Ее не смущали ухабы, попадающиеся на пути, а под короткой юбкой, он заметил, у нее были надеты бриджи.
«Женщины вроде Фанни Элмер не такие, — подумал он, — и эта, как ее там… Карслейк тоже, они только притворяются…»
Миссис Уильямс обо всем говорила прямо. Он был поражен тем, как он сам, оказывается, хорошо воспитан; насколько больше можно выразить словами, чем он раньше думал; каким откровенным можно быть с женщиной и как плохо он прежде знал себя самого.
Эван нагнал их на дороге, и пока они ехали вверх и вниз по холмам (ведь Греция вся как будто вспенена и одновременно удивительно резко очерчена — безлесая страна, где видна земля между былинками, где холмы словно вырезаны, вылеплены и почти всегда выделяются на фоне сверкающих глубоких синих вод; где белые как песок острова плывут на горизонте, а редкие пальмовые рощицы растут в долинах, которые усыпаны черными козами, усажены маленькими оливами, а иногда и рассечены по бокам скрещивающимися и расходящимися в стороны белыми оврагами), пока они ехали вверх и вниз по холмам, он куксился в углу кареты, так крепко сжав в кулак свою ручищу, что кожа между костяшками пальцев натянулась, а волоски встали дыбом. Сандра сидела напротив, торжествующая, словно Ника, готовая вот-вот воспарить.

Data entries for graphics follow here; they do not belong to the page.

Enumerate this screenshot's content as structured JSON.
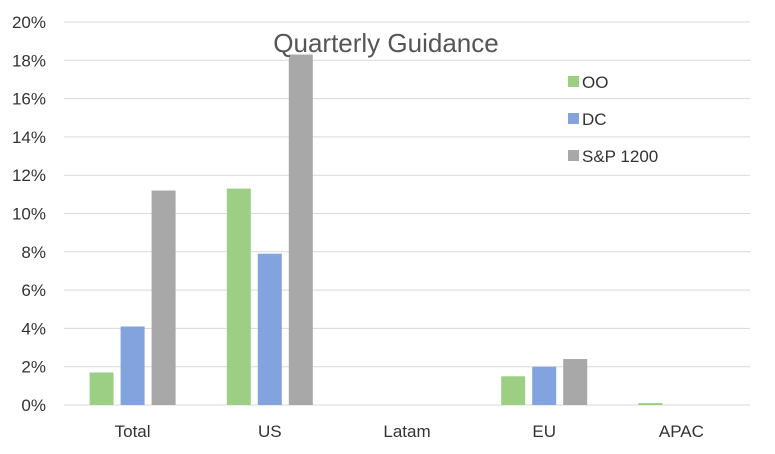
{
  "chart_data": {
    "type": "bar",
    "title": "Quarterly Guidance",
    "xlabel": "",
    "ylabel": "",
    "categories": [
      "Total",
      "US",
      "Latam",
      "EU",
      "APAC"
    ],
    "series": [
      {
        "name": "OO",
        "color": "#9ccf84",
        "values": [
          1.7,
          11.3,
          0.0,
          1.5,
          0.1
        ]
      },
      {
        "name": "DC",
        "color": "#82a3dd",
        "values": [
          4.1,
          7.9,
          0.0,
          2.0,
          0.0
        ]
      },
      {
        "name": "S&P 1200",
        "color": "#a8a8a8",
        "values": [
          11.2,
          18.3,
          0.0,
          2.4,
          0.0
        ]
      }
    ],
    "ylim": [
      0,
      20
    ],
    "y_ticks": [
      "0%",
      "2%",
      "4%",
      "6%",
      "8%",
      "10%",
      "12%",
      "14%",
      "16%",
      "18%",
      "20%"
    ],
    "y_tick_values": [
      0,
      2,
      4,
      6,
      8,
      10,
      12,
      14,
      16,
      18,
      20
    ],
    "grid": true,
    "legend_position": "top-right"
  }
}
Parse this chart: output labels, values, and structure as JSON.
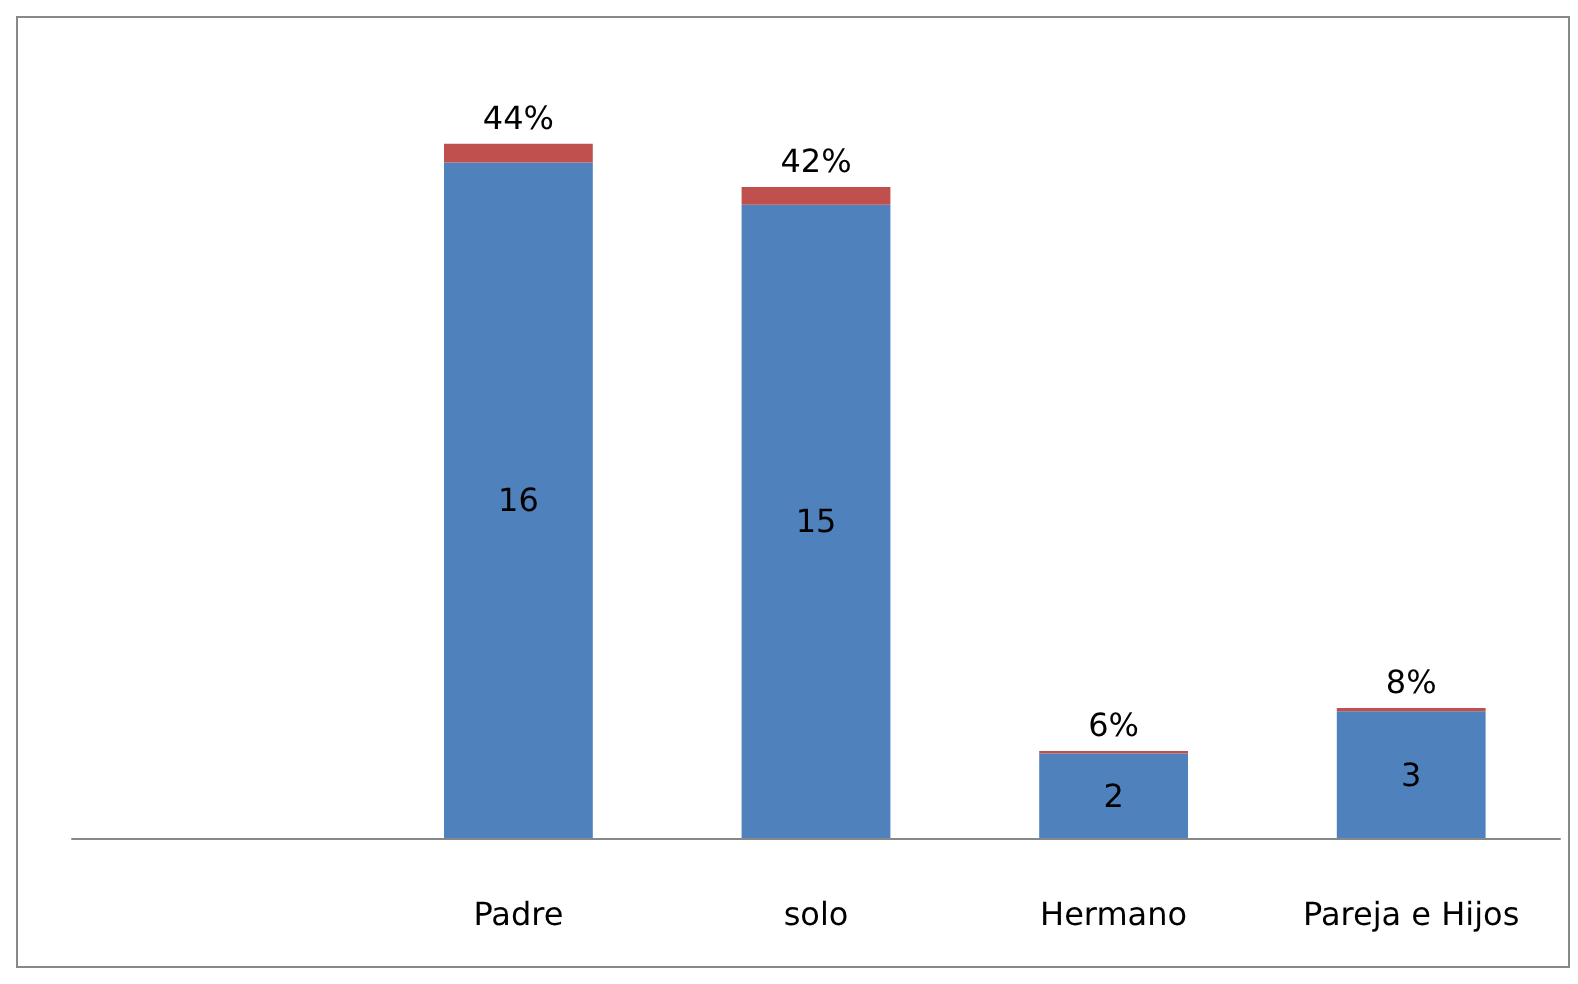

«Бессердечная», — думал Эван (что было неправдой).
«Безмозглая, — подозревал он (и это тоже было неправдой) — Однако!..» Он ей завидовал.
Когда настало время ложиться спать, Джейкоб обнаружил, что ему трудно что-нибудь написать Бонами. А ведь он повидал Саламин и издалека Марафон. Бедный Бонами! Нет, что-то в этом было странное. Не мог он писать Бонами.
«А в Афины я все равно поеду», — произнес он с очень решительным видом, ощущая, как в боку защемил крючок.
Уильямсы в Афинах уже побывали.
Афины до сих пор способны поразить молоцого человека сочетанием самых разнородных вещей, немыслимым их соединением. Порой город провинциален, порой бессмертен. То на плюшевых подушках разложены дешевые европейские украшения. То статная женщина стоит, обнаженная, лишь волна ткани покрывает колено. Ему никак не разобраться в своих ощущениях, когда ослепительным полднем он прогуливается по Парижскому бульвару и едва увертывается от королевского ландо, неописуемо ветхого, которое дребезжит по колдобинам дороги, — под приветственные возгласы горожан обоего пола в небогатых европейских костюмах и котелках; меж тем как пастух в юбочке, кепке и гамашах гонит стадо коз чуть не между королевскими колесами, и тут же в воздух взмывает Акрополь, подымающийся над городом как огромная застывшая волна с неколебимо стоящими на ней желтыми колоннами Парфенона.